Они нежно перешучивались и не позволяли себе думать о том, что, возможно, это последний день, который они проводят вместе. В Сариту вселилась надежда на то, что ей удастся осуществить своей план, наконец-то, она поняла, что кое-что все-таки может сделать. Пусть этим она и подвергнет себя опасности, но все же план может и удастся.
То, что по нему ей придется взаимодействовать с Юсуфом, было уже неважно. Она не уйдет так просто из жизни Абула, не оставит его одного на поле битвы.
Она уступила его настояниям и притворилась будто верит в то, что он приедет за ней в Кордову, когда здесь все успокоится. А если Абул и почувствовал некоторое разочарование из-за того, что она так быстро согласилась с его уверениями в необходимости их расставания, то не подал виду. Ведь она вела себя так, как он желал, но почему-то он ждал от Сариты яростного сопротивления и настойчивости в желании разделить его судьбу...
А в данном случае она вела себя так, будто не видела никакой возможности для себя принимать участие в происходящем. Но Абул не знал, что никакие обстоятельства не принудили бы Сариту покинуть его, если бы она не думала, что вдали от него сможет что-либо сделать, чтобы переломить ход событий.
Следующую ночь они не спали, а разговаривали и любили друг друга, отчаянно и нежно, и вслух мечтали о том времени, когда будут жить в приморском дворце в Мотриле, что будет возможным только тогда, когда весь этот ужас кончится и жизнь вернется в нормальное русло. За час до рассвета пришли Кадига и Зулема. Они были необыкновенно молчалива, когда, под надзором Абула, крепко перевязывали Саритину грудь, чтобы ее фигура обрела очертания мальчика-подростка. Потом Сарита надела рубаху и штаны, скрывшие пленительны? изгиб ее бедер, а после - бурнус с капюшоном и чалму, спрятавшую копну ее волос.

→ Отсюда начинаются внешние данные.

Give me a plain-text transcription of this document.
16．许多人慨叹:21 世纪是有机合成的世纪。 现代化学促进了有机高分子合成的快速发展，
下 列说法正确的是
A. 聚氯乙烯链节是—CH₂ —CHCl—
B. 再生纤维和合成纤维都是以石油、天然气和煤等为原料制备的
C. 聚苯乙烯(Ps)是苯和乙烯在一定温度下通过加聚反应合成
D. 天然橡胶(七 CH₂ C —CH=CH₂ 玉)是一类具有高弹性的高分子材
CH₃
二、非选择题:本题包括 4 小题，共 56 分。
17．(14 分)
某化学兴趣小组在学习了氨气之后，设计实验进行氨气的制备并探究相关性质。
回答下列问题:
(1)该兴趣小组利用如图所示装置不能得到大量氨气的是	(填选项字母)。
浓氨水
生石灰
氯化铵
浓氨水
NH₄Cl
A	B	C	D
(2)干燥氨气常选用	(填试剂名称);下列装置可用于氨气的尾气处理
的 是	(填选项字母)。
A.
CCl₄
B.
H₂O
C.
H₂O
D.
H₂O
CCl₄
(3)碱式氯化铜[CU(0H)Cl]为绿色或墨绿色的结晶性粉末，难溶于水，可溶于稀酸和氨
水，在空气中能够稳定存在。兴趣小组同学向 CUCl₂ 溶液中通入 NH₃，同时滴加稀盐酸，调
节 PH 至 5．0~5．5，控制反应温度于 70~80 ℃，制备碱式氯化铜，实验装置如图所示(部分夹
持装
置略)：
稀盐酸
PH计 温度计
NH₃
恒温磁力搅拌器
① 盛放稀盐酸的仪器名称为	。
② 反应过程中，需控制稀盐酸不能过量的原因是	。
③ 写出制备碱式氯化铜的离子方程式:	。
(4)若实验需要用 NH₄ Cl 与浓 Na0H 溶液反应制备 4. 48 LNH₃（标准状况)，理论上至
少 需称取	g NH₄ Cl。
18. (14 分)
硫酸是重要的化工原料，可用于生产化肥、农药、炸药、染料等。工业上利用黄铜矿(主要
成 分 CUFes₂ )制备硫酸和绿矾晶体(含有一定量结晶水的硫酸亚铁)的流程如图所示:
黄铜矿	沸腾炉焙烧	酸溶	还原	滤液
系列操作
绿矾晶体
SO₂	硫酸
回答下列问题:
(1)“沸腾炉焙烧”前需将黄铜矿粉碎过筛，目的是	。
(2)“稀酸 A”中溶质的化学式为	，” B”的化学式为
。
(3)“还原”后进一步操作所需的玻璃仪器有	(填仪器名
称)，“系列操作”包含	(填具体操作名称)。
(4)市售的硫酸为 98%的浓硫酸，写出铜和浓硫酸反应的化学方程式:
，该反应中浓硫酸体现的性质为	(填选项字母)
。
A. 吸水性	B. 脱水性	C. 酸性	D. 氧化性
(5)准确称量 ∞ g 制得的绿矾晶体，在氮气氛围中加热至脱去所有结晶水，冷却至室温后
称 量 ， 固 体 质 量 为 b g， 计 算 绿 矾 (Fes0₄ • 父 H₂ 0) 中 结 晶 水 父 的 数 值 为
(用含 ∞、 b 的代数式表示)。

Сарита окинула себя критическим взором. В зеркале она не могла видеть себя полностью, но то, что увидела - от талии и до макушки - было совсем непохоже на нее.
- Я похожа на мальчика? - повернулась Сарита к Абулу.
- Удивительно, сказал он, - и на очень привлекательного. Тебе лучше не отходить от Юсуфа, пока ты снова не наденешь дсенское платье.
- Она посмотрела на него, чтобы убедиться в том, что он говорит серьезно, и увидела, что это так.
- О, сказала она нахмурясь, - опасностей и так предостаточно.
- В бурнусе мало что разглядишь, - сказала Кадига, а если мы размажем по вашему лицу грязь, то никто не будет особенно всматриваться. Все будут видеть только пастуха-замарашку.